The importance of using multi-site fungicide chemistry this spring was highlighted at a technical briefing prior to Christmas. Dominic Kilburn reports.
With a continued reduction in the effectiveness of some triazole and SDHI fungicide products, crop protection company Adama is reminding growers and agronomists to maximise the use of multi-site chemistry in their cereal disease programmes this spring.
The company says that their use is a valuable tool to manage fungicide resistance issues where key diseases such as septoria are concerned – helping to prolong the lifespan of single-site products including SDHIs, as well as providing crops with increased disease protection.
This advice is particularly timely with the imminent demise of chlorothalonil; a multi-site fungicide which has been a core component of anti-resistance strategies in cereal disease control programmes for many years. Falling foul of the EU regulatory system, chlorothalonil final use-up on farm is by 20th May 2020 and, with its use on barley as well as wheat, it’s uncertain as to whether sufficient quantities will be available this spring.
Speaking at the briefing, Adama technical specialist David Roberts said that while single-site fungicides are very effective, and there is also new chemistry available for spring 2020, in order to future-proof disease control it was critical that growers approached the season with a diverse fungicide programme. “It’s important to have started with cultural controls – such as choosing varieties with the highest disease resistant ratings where appropriate – and then add a diverse fungicide programme on top of that.
“Use of multi-site chemistry in the programme is the best way of approaching this – and stay in a protectant situation by getting application timing spot on, keeping ahead of disease,” he added.
Adama’s multi-site fungicide Arizona (folpet) is available for use on wheat and barley and comes with a maximum individual rate of 1.5-litres/ha and maximum total of 3-litres/ha on both crops.

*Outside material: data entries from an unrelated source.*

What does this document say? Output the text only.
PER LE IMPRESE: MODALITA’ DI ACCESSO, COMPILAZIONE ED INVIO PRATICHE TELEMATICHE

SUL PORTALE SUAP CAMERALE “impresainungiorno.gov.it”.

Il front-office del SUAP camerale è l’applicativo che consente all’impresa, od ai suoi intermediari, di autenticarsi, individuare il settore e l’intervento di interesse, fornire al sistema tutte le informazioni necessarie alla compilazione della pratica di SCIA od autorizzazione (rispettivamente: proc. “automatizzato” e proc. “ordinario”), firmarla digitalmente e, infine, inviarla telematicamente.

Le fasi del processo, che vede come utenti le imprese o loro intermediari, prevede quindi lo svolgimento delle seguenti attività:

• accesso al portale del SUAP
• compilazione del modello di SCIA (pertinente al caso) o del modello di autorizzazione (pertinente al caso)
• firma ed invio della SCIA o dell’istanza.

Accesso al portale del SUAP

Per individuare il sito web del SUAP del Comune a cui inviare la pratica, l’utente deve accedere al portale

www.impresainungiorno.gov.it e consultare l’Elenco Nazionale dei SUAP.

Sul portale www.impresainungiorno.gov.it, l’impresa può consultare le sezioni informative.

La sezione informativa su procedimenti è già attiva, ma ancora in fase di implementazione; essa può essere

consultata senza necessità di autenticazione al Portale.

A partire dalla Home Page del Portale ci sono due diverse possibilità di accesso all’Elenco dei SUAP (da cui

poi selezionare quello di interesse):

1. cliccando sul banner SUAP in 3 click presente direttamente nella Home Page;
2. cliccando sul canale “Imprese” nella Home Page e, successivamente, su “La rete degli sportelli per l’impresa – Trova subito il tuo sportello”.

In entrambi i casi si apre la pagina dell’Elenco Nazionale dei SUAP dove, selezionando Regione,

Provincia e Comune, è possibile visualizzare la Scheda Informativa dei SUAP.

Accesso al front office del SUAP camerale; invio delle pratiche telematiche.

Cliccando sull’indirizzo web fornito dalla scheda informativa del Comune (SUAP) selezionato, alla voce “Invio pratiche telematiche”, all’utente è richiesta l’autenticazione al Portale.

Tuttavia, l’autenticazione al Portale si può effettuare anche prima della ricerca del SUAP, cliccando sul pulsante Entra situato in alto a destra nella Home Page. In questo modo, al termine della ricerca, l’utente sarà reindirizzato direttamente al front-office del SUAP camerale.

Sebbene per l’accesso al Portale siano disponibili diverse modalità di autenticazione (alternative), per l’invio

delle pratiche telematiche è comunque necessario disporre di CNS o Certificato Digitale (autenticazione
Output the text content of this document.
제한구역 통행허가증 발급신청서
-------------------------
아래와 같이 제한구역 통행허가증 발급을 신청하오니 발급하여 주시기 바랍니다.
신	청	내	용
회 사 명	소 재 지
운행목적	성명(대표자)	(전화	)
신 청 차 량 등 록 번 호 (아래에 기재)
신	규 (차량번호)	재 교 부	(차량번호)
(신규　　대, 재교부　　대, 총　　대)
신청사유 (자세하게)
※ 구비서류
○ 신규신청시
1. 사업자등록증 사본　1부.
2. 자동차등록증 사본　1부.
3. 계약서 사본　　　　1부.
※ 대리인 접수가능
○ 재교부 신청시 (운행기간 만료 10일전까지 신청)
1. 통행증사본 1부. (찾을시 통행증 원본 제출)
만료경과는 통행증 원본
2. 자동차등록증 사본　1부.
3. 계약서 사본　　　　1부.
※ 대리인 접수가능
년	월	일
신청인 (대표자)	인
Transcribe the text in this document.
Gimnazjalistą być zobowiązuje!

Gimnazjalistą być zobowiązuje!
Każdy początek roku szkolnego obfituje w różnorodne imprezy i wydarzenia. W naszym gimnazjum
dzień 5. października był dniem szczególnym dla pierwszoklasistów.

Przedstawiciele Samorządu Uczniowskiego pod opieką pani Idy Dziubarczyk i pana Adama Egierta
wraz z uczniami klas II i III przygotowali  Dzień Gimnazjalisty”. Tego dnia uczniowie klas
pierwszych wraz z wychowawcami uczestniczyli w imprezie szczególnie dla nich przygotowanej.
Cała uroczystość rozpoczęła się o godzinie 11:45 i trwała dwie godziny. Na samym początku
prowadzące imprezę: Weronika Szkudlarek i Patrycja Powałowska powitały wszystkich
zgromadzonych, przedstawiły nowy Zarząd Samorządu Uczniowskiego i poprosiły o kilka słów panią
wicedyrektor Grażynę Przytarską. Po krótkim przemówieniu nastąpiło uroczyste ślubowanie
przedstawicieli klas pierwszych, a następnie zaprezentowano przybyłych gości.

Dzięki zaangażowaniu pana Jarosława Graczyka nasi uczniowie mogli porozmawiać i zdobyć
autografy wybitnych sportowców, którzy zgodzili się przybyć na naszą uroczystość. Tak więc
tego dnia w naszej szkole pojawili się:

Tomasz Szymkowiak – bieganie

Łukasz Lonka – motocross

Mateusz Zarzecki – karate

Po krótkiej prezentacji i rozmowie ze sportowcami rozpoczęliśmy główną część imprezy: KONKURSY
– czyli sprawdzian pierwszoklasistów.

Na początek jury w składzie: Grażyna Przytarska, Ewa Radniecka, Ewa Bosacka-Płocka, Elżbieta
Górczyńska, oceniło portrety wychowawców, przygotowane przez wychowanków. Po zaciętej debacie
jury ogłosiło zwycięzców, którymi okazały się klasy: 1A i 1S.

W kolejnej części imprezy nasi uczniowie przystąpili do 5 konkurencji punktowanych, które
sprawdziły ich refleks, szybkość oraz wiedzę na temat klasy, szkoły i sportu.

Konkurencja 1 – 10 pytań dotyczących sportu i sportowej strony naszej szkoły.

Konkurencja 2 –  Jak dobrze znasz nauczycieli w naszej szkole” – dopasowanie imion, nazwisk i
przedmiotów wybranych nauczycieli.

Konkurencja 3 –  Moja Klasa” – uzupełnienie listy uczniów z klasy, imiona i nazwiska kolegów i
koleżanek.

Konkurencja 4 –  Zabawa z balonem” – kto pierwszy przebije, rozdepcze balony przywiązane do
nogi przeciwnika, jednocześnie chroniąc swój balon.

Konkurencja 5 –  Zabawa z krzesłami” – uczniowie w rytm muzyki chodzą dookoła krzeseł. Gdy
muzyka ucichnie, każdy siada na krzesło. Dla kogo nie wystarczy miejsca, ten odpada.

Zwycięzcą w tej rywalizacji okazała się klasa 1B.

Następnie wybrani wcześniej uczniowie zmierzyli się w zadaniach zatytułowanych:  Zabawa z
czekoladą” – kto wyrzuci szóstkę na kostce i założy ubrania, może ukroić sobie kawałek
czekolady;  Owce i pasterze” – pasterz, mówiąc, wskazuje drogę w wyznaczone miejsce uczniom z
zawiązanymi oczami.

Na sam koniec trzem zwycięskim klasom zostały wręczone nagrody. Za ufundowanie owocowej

To get the biggest effect from folpet for septoria control in wheat, and prolong the life of partner products, Mr Roberts recommends a two-spray programme (1.5-litre/ha each) at T1 and T2. “T1 is the critical timing for maximum protection although, in other seasons, when crops might be drilled earlier, then a T0 application at 1-litre/ha for early septoria is an option,” he said.
Comparing other multi-site fungicides with folpet for septoria control, including chlorothalonil and Unizeb Gold (mancozeb), Mr Roberts highlighted ADAS trials work in 2018. Here, after a two-spray programme, folpet gave additional control over mancozeb and was comparable in performance with chlorothalonil.
In 2019 NIAB trials, when used in combination with Aviator (bixafen + prothioconazole) in a two-spray treatment, Arizona delivered 12 per cent additional septoria protection compared with Aviator alone.
“A range of independent trials in the past two seasons have shown why Arizona is the ideal multi-site partner for azole/SDHI mixes including an improvement in crop green leaf area and increasing yield where septoria is the driver,” he said.
“And where we see yellow rust, folpet performs slightly better than chlorothalonil,” he added.
Resistance problems for single-site fungicides are not limited to wheat, continued Mr Roberts, who pointed out that reduced levels of activity were being seen in key diseases rhynchosporium and net blotch. However the picture for ramularia, an increasing threat across the UK, is worse. “SDHIs and azoles are struggling to control ramularia while there is complete resistance to strobilurins,” said Mr Roberts.
“There are limited options to control ramularia and so it’s very important to consider a multi-site fungicide when controlling disease in barley crops.”
Although not on its label, Mr Roberts said trials had demonstrated that the performance of Arizona against ramularia is every bit as good as chlorothalonil and to get the best effect it should be applied at T1 and T2.
“Arizona ensures crops are greener for longer, keeping ramularia off the leaves, especially when used in a split programme,” he said.
Yield increases in ramularia trials were also seen from Arizona over chlorothalonil where both products were partnered with SDHI/azoles, he added.
Multi-site and single-site – what’s the difference?
Effective control of foliar diseases such as septoria in wheat and ramularia in barley is becoming increasingly difficult to achieve due to the onset of disease resistance caused by changes in sensitivity of these pathogens to single-site fungicides. Single-site products – azoles, SDHIs and strobilurins – have one mode of action and act on individual pathways to the target fungus. Used repeatedly there is an increased risk of a fungus developing resistance.
According to Adama, multi-site fungicide folpet acts on three ‘biochemical pathways’ to the target fungus, making it difficult for fungal pathogens to become resistant and therefore the product remains unaffected by sensitivity shifts, with no field resistance to the product recorded to date.
The company says that a multi-site should be used in programmes to reduce the pressure on single-site active ingredients, to ensure robust, sustainable levels of disease control.